Adding to the scale of the event, governments from more than 40 countries will participate, including delegations from the Americas, Europe, Africa, Asia-Pacific, and Indigenous nations—ensuring a truly global and policy-rich conversation. Some of the world’s most influential mining jurisdictions will be on-site, including Canada, the United States, Australia, Saudi Arabia, Chile, Peru, South Africa, Botswana, Namibia, Zambia, the United Kingdom, Finland, Sweden, Mongolia, and Brazil.
The presence of Saudi Arabia, in particular, stands out as the Kingdom accelerates its transformation into a global mining and minerals powerhouse under Vision 2030, increasingly positioning itself as a strategic partner for investment and critical-minerals collaboration. With such a broad and powerful governmental footprint, attendees can expect high-level discussions on permitting, project development, resource security, cross-border trade, and the policy frameworks shaping the next decade of mining.
For MiningIR readers, the question is always: what is the practical value of attending a conference like this? In short, it’s leverage. Over three days, Resourcing Tomorrow allows investors and company executives to compress months of desk research, Zoom calls, and one-off meetings into a dense schedule of structured sessions and informal conversations. It’s a chance to sit in on big-picture keynotes in the morning, then spend the afternoon walking the floor, meeting management teams, and pressure-testing investment theses one-on-one.
The event also serves as a real-time barometer of market sentiment. Listening to how majors talk about growth, how juniors pitch their catalysts, how banks and funds describe their risk appetite, and how policymakers frame regulatory change provides a composite picture you can’t get from reading quarterly reports in isolation. The side meetings, coffees, and corridor conversations often prove as valuable as the formal panels.
Anchored within London Mining Week, Resourcing Tomorrow benefits from the city’s role as a global capital-markets hub. Many of the world’s most important mining investors are either based in London or pass through it frequently, and the week creates a natural gravity well for deal-making and strategic discussion. For companies, it’s an opportunity to tell their story in a marketplace where capital, research, and sector expertise are concentrated. For investors, it’s a way to see which stories cut through, which management teams are attracting attention, and which themes are starting to coalesce around specific commodities or jurisdictions.

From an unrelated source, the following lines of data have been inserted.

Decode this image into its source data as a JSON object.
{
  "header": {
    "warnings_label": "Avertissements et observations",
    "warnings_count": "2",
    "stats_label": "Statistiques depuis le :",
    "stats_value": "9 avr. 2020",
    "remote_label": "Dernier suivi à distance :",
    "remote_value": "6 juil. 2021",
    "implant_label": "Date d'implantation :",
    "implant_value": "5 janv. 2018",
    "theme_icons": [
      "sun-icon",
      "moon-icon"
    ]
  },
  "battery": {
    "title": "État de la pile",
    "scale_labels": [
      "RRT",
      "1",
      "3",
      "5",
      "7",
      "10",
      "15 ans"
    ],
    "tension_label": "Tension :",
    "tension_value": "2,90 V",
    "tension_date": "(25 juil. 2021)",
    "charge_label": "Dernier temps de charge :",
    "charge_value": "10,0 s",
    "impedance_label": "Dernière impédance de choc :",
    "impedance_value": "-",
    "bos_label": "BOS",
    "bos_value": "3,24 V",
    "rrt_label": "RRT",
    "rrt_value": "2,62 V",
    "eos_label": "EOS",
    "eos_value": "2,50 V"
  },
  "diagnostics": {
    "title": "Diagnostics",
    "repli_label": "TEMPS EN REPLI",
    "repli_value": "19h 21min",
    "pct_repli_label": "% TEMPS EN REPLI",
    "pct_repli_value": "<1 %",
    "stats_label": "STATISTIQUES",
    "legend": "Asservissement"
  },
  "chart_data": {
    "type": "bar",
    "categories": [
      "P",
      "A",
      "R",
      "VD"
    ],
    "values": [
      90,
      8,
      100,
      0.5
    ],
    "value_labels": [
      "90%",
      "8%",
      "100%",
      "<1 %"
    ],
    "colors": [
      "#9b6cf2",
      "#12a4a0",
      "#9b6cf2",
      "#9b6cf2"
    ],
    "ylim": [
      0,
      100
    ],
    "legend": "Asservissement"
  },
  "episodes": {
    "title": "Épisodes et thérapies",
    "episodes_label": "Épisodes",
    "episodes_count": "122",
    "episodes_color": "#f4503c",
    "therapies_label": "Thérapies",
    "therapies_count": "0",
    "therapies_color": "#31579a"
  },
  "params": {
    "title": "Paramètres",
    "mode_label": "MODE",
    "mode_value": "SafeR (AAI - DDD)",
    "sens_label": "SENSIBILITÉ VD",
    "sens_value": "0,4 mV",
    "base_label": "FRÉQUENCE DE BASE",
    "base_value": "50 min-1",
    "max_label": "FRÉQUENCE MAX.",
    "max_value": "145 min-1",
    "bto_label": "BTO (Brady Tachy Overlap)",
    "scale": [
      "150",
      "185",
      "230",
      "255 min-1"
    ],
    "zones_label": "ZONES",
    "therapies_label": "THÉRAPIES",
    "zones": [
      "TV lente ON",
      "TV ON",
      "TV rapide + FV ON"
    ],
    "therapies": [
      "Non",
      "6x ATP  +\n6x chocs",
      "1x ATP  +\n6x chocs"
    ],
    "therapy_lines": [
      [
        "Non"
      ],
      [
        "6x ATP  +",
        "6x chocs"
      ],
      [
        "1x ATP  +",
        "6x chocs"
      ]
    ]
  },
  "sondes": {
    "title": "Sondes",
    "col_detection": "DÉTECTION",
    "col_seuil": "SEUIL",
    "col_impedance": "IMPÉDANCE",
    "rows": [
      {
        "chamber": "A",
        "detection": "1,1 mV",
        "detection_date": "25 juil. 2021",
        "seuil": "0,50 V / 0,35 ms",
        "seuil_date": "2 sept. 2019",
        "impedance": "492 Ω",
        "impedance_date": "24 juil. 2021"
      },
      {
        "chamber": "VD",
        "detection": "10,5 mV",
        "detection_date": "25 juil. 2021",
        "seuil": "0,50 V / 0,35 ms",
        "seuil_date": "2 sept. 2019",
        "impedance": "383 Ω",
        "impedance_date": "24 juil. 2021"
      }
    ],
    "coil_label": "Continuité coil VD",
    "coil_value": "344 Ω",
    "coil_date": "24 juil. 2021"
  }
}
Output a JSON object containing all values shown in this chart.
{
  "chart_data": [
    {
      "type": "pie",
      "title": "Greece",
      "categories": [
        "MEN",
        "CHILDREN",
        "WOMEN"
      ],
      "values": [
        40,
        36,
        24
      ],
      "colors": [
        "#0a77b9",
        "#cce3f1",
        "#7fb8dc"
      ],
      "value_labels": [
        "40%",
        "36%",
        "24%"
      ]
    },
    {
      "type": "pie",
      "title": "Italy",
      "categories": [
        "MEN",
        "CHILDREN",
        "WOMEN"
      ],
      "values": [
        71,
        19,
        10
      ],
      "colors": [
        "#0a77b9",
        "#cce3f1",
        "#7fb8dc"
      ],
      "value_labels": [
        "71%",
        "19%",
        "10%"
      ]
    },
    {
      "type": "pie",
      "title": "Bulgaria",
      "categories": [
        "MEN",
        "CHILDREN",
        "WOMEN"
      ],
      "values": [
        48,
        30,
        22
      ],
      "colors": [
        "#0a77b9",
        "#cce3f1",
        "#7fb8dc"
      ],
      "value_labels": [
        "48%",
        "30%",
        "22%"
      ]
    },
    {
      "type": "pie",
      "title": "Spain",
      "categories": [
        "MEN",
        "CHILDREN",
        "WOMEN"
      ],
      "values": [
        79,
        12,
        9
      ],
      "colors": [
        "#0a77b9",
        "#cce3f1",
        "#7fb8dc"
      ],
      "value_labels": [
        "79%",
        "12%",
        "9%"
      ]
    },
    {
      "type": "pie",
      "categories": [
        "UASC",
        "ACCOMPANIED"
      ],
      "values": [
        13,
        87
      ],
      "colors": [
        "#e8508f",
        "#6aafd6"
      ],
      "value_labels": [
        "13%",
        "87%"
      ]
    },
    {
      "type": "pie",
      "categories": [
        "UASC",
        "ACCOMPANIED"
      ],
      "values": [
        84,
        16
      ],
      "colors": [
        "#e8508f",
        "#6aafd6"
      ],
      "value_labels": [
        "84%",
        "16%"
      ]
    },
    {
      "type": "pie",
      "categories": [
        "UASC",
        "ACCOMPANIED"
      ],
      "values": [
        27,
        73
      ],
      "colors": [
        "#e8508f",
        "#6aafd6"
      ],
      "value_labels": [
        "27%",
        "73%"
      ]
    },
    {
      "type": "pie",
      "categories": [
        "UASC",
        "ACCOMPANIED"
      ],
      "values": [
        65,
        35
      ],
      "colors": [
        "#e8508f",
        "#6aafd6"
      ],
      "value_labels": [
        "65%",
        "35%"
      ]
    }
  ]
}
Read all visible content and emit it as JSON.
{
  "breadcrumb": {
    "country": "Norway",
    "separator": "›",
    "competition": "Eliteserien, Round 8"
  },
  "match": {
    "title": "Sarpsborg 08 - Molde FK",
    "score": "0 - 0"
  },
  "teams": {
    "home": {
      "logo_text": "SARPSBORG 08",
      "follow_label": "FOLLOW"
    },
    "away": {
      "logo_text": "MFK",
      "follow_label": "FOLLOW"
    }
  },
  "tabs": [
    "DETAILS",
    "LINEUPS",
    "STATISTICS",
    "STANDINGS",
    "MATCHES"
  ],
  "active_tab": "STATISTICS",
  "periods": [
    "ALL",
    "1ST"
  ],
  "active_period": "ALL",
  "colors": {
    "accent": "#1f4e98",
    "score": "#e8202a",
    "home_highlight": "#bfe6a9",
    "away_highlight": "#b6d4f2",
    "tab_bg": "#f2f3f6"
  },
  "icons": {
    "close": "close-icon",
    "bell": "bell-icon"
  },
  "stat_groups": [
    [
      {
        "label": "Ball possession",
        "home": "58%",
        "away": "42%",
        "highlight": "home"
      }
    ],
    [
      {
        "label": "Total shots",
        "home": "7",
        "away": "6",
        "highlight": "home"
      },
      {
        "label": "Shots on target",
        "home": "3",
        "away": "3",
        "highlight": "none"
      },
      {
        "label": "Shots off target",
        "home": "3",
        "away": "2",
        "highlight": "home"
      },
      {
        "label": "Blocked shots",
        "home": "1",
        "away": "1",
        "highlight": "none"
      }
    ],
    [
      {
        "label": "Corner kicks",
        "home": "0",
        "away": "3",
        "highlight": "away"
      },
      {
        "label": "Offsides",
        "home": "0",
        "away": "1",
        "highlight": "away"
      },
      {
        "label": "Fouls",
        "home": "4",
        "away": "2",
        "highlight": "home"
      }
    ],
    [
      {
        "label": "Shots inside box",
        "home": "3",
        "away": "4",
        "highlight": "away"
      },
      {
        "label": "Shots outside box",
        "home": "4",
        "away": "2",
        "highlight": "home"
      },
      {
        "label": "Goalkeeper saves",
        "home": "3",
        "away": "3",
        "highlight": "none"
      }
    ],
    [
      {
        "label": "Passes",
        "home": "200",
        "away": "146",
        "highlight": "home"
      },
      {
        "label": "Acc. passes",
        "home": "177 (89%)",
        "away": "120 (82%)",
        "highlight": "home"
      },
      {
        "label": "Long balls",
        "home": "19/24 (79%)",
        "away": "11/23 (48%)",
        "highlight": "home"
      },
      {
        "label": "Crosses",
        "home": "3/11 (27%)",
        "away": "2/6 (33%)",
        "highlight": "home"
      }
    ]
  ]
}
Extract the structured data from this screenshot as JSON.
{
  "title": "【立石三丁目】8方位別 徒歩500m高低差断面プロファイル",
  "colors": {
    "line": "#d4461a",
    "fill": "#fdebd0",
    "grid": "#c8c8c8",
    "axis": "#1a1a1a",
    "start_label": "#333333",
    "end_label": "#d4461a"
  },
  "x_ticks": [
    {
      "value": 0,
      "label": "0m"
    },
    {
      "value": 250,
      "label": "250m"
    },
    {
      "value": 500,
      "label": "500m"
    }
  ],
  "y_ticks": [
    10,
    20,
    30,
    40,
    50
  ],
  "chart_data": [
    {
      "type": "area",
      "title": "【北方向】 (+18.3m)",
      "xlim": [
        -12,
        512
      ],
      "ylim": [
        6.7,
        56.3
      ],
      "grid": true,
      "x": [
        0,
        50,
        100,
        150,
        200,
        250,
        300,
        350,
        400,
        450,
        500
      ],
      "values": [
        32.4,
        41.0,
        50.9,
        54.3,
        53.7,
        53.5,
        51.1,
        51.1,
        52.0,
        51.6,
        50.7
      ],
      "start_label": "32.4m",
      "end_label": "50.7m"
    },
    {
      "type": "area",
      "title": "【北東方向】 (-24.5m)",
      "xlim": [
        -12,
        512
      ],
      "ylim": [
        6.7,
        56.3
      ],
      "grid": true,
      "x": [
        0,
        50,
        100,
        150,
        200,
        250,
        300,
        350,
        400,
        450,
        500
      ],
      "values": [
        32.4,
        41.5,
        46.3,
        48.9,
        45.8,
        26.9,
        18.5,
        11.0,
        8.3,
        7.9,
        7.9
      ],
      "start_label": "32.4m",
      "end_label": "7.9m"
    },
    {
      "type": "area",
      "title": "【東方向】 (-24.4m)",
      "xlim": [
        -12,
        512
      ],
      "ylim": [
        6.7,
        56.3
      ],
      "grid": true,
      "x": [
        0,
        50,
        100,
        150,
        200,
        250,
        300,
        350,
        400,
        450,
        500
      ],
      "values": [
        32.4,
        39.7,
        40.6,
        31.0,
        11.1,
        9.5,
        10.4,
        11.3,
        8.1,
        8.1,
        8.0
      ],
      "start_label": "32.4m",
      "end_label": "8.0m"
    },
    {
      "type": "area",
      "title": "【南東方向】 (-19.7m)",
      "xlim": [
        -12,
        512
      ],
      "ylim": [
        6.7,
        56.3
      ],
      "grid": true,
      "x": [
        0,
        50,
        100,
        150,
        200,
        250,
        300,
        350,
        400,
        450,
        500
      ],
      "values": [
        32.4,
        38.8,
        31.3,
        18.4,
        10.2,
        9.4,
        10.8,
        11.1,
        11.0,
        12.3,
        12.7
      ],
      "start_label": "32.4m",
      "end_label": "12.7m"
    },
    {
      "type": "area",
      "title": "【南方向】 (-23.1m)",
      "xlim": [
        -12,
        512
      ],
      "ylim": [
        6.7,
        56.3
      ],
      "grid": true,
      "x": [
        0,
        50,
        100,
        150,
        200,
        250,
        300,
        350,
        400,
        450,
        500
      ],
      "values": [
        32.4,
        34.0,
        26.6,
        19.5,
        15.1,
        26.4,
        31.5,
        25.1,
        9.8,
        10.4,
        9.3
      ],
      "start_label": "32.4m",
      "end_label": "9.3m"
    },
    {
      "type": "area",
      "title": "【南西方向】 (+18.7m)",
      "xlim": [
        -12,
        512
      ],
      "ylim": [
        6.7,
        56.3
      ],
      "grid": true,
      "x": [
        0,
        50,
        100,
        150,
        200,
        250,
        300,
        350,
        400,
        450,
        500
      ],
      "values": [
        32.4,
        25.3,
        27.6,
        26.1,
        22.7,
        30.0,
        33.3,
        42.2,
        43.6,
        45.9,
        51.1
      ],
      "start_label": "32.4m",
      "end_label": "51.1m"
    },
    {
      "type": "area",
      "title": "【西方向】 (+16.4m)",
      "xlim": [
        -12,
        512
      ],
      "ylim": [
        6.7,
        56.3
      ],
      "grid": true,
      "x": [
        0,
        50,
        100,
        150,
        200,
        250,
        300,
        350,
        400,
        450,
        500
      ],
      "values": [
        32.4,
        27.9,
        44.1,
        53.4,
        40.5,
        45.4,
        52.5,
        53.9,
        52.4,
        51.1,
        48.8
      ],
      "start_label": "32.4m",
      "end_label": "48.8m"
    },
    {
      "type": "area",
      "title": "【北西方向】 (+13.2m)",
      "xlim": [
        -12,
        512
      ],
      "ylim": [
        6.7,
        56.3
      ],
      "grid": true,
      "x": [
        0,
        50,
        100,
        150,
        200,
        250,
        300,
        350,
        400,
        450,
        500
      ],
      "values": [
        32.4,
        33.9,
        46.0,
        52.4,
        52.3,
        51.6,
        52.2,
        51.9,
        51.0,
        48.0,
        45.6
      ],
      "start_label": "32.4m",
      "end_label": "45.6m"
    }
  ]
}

As we look ahead to December, one thing is clear: mining is entering a decisive phase. The sector must deliver the raw materials of the energy transition while managing cost inflation, geopolitical risk, and rising expectations from communities, regulators, and capital markets. Resourcing Tomorrow 2025 is set to be one of the key forums where those tensions—and opportunities—are openly discussed.
MiningIR will be following the event closely, tracking themes, company narratives, and investor sentiment. If you are serious about understanding where the next wave of mining opportunity is likely to emerge—whether in copper, critical minerals, uranium, or beyond—London in early December is where you’ll want to be.